I owe you the tale of a gruesome read, don't I? Well, it's not due out until April, but you don't mind, right?
Anne Green wakes up in the dark. She can't move. She can't see and she can't cry out. Her last memory is that of being hanged for a crime she did not commit. As she relives the events that led to her execution, there are people gathering around her motionless body. These people aren't her loving family assembled for her funeral, but doctors and students preparing to dissect her for science...The best part? It's based on true events from 1650.
"Cromwell, they say, is short and stocky, with warts over his face, and I know I should be very frightened if I came face to face with him. But not as frightened as I am now" p 11.*
Mary Hooper's written a lot of books, but Newes From the Dead happens to be my first of hers. I've been meaning to read At the Sign of the Sugared Plum for over a year, as I've got a thing about books depicting plague events, but well, you know how that goes.
Ok, the gruesome bits: Mostly having to do with the detail in which they go into about the hanging - that her brothers rushed forward to her dangling, struggling body to pull on her legs in order to hasten her death and lessen her pain. There was the guy who brutally struck her in her chest with the butt of a gun to assure her death. And then there's the doctors talking about her potential dissection. And, if you haven't caught on by now, SHE LIVED. Like, no kidding. Real events. There was a pamphlet. The prison was pretty awful, too. It's definitely enough to make you glad you can't travel in time.
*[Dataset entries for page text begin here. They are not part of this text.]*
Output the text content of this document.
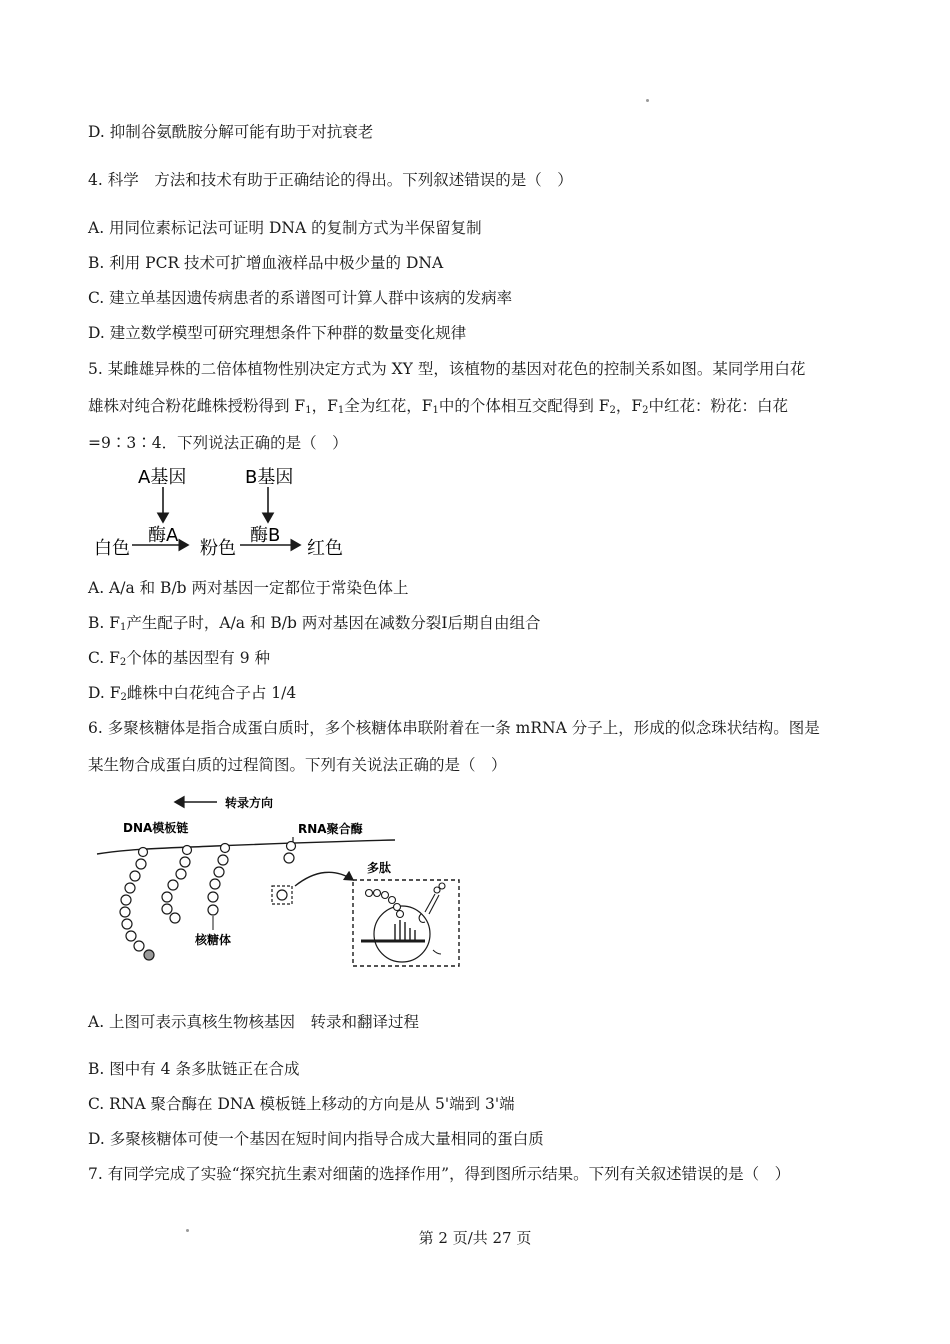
D. 抑制谷氨酰胺分解可能有助于对抗衰老
4. 科学　方法和技术有助于正确结论的得出。下列叙述错误的是（　）
A. 用同位素标记法可证明 DNA 的复制方式为半保留复制
B. 利用 PCR 技术可扩增血液样品中极少量的 DNA
C. 建立单基因遗传病患者的系谱图可计算人群中该病的发病率
D. 建立数学模型可研究理想条件下种群的数量变化规律
5. 某雌雄异株的二倍体植物性别决定方式为 XY 型，该植物的基因对花色的控制关系如图。某同学用白花
雄株对纯合粉花雌株授粉得到 $F_1$，$F_1$全为红花，$F_1$中的个体相互交配得到 $F_2$，$F_2$中红花：粉花：白花
=9∶3∶4．下列说法正确的是（　）
A基因	B基因
酶A	酶B
白色	粉色	红色
A. A/a 和 B/b 两对基因一定都位于常染色体上
B. $F_1$产生配子时，A/a 和 B/b 两对基因在减数分裂Ⅰ后期自由组合
C. $F_2$个体的基因型有 9 种
D. $F_2$雌株中白花纯合子占 1/4
6. 多聚核糖体是指合成蛋白质时，多个核糖体串联附着在一条 mRNA 分子上，形成的似念珠状结构。图是
某生物合成蛋白质的过程简图。下列有关说法正确的是（　）
转录方向
DNA模板链	RNA聚合酶
核糖体
多肽
A. 上图可表示真核生物核基因　转录和翻译过程
B. 图中有 4 条多肽链正在合成
C. RNA 聚合酶在 DNA 模板链上移动的方向是从 5'端到 3'端
D. 多聚核糖体可使一个基因在短时间内指导合成大量相同的蛋白质
7. 有同学完成了实验“探究抗生素对细菌的选择作用”，得到图所示结果。下列有关叙述错误的是（　）
第 2 页/共 27 页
The story is told largely in the alternating viewpoints of Anne and Robert, the medical student who first sees her twitch. Anne seems very much a simple country maid, naive and uneducated. Robert is clever, but crippled by a speech impediment. It's enjoyable, quick and illuminating. The most irritating fact, as explained in the author note, is that with infanticide the mother was guilty until proven innocent. And since women had no voice themselves, unless the mother had wealthy relatives, she was most likely poor and doomed. Have I mentioned that the prison was frightfully disgusting yet? It was. Seriously, don't get thrown in jail in the 1600s. Anne on her imprisonment:
"Surely if she was a witch the devil would have seen to it that she had more comfortable surroundings?" p 74.*
I feel it necessary to point out that this is the second recent book to feature the wrongful accusation of infanticide of a stillborn baby. A Swift Pure Cry is the other. Both set in the UK. Both historical. Dude, the 1980's ARE SO historical.
Oh, and by the way? I still hate Puritans.
*Page numbers refer to the Advanced Reader's Edition. Pages and quotes may change.